A recent survey from Thumbtack shows more young people today are open to careers in skilled trades than the generation before. What spurred this change, and what’s so attractive about the trades to this younger workforce? Let’s take a look.
Decline of Shop Class and Skilled Trade Awareness
The diminishing focus on shop class and skilled trades as a whole have been problematic for the industry. With so much attention spent on preparing for college, there’s less opportunity for today’s high school students to try their hand at manual skills.
Here are some shocking numbers from the Thumbtack survey: Eighty-two percent of young people (kids and teens) are told college is the only way to become successful. And 59 percent said they felt pressure to attend a four-year college from family or society.
With college being the focus, one-third of those surveyed said they weren’t offered shop classes in high school. This is often a teen’s first foray into the skilled trades. Without this exposure, many students don’t even consider trade school as a viable career option.
Career Satisfaction in the Trades
Previous generations happily entered the skilled trades and still love them today, according to the Thumbtack survey.
Of skilled trade professionals surveyed, 87 percent said they were happy with their career choices. Another 87 percent said they would choose the same career again.
Most telling, however, is this: 94 percent said they would encourage their children or family members to pursue a skilled trade. Maybe not the same trade, but a career in the skilled trades in general.
Why are these pros so satisfied? Job security, growth and money-making opportunities. Most pros feel AI will not replace them, and they’ll make more money in the future. Also, the ability to grow and even own a business is possible within the trades — something not always guaranteed in other industries.
Young People and the Skilled Trades: Are Things Changing?

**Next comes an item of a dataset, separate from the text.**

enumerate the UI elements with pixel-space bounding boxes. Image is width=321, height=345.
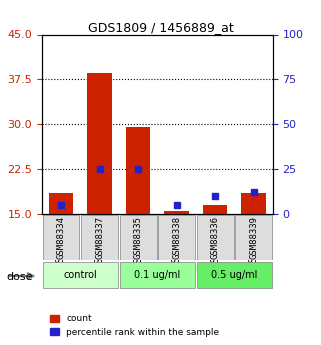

In short, yes. Thumbtack’s survey revealed 47 percent of young adults are interested in a career in the trades. This generation’s propensity for independence and flexibility is a great fit for the trades, as is the desire to “be your own boss.”
There are some valid reasons for younger people’s renewed interest in these fields.

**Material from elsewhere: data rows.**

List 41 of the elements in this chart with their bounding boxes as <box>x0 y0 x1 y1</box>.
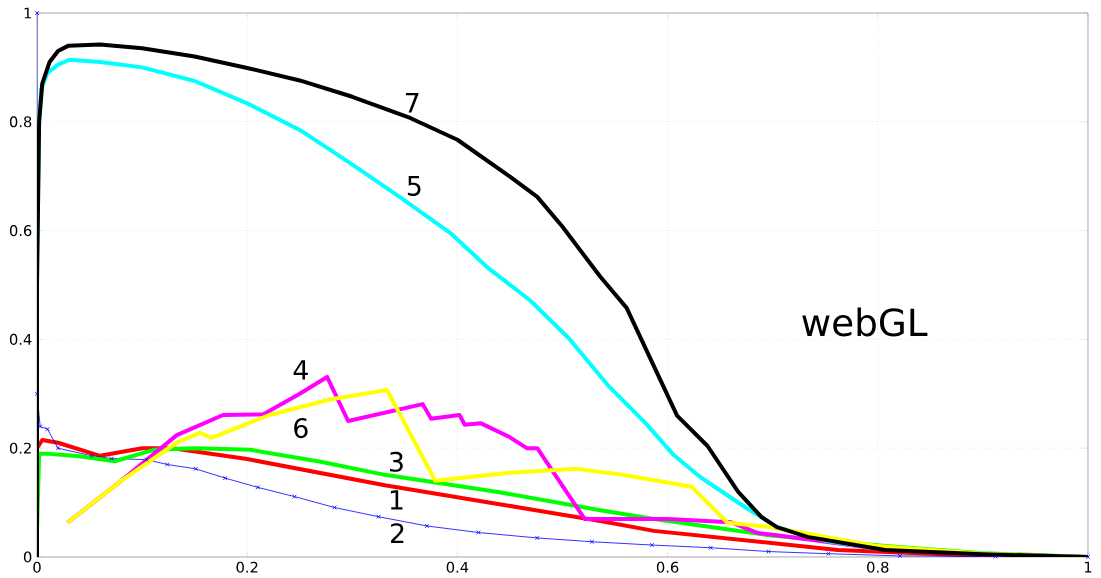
annotation: 1 <box>390 490 403 510</box>
point <box>193 466 198 472</box>
annotation: 5 <box>407 176 421 196</box>
point <box>332 505 337 510</box>
y-tick-label: 0.8 <box>9 116 32 128</box>
point <box>708 545 713 551</box>
y-tick-label: 1 <box>24 7 31 19</box>
point <box>826 551 831 557</box>
y-tick-label: 0 <box>23 551 32 563</box>
point <box>37 424 43 429</box>
point <box>424 523 430 529</box>
y-tick-label: 0.4 <box>9 333 32 345</box>
x-tick-label: 0.8 <box>867 561 889 573</box>
point <box>376 514 381 520</box>
x-tick-label: 0 <box>33 561 41 573</box>
point <box>534 535 540 541</box>
x-tick-label: 1 <box>1084 561 1092 573</box>
annotation: 3 <box>389 451 403 472</box>
point <box>255 485 260 490</box>
x-tick-label: 0.2 <box>236 561 258 573</box>
point <box>222 475 228 481</box>
annotation: 7 <box>405 93 419 113</box>
annotation: 2 <box>390 523 404 543</box>
x-tick-label: 0.4 <box>446 561 469 573</box>
point <box>292 494 297 499</box>
point <box>109 456 114 461</box>
y-tick-label: 0.6 <box>9 225 32 237</box>
annotation: webGL <box>802 307 928 337</box>
point <box>165 462 170 467</box>
x-tick-label: 0.6 <box>656 561 679 573</box>
annotation: 4 <box>293 360 308 380</box>
point <box>649 542 655 548</box>
point <box>589 539 595 545</box>
point <box>89 453 94 459</box>
point <box>897 553 903 559</box>
point <box>45 426 50 432</box>
point <box>34 391 40 397</box>
point <box>55 445 61 451</box>
annotation: 6 <box>294 417 308 439</box>
y-tick-label: 0.2 <box>9 442 31 454</box>
point <box>144 457 149 462</box>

For one, awareness of student loan debt and makes the faster, less expensive route toward earning a paycheck in the trades particularly attractive. Also, a flexible schedule and the ability to work for themselves are major draws. So is the financial security a successful career in the trades offers.
How To Keep Building on the Renewed Interest in the Trades
As the current skilled trade workforce ages, we need younger folks to backfill openings and take the reins. We need to continue pushing for greater awareness.
Here’s how we might do that. High schools should offer other career pathways besides those leading to a college diploma. Also, schools need to do more to promote opportunities like apprenticeships and trade schools. The availability of technical schools geared towards hands-on learners is also important.
More than half the young adults and tradespeople Thumbtack surveyed agree on a key point: Better access to information and education about skilled trade careers will engage young people and help the trades attract a younger generation.
Whatever It Takes, the Time is Now
Regardless of which route is best for increasing skilled trade awareness, the time to take action is now.
Some experts believe the average age of skilled tradespeople is 55, while the average age of American workers is 44. That stark difference can’t be corrected until more younger people eschew the traditional four-year degree for a toolbox and service truck.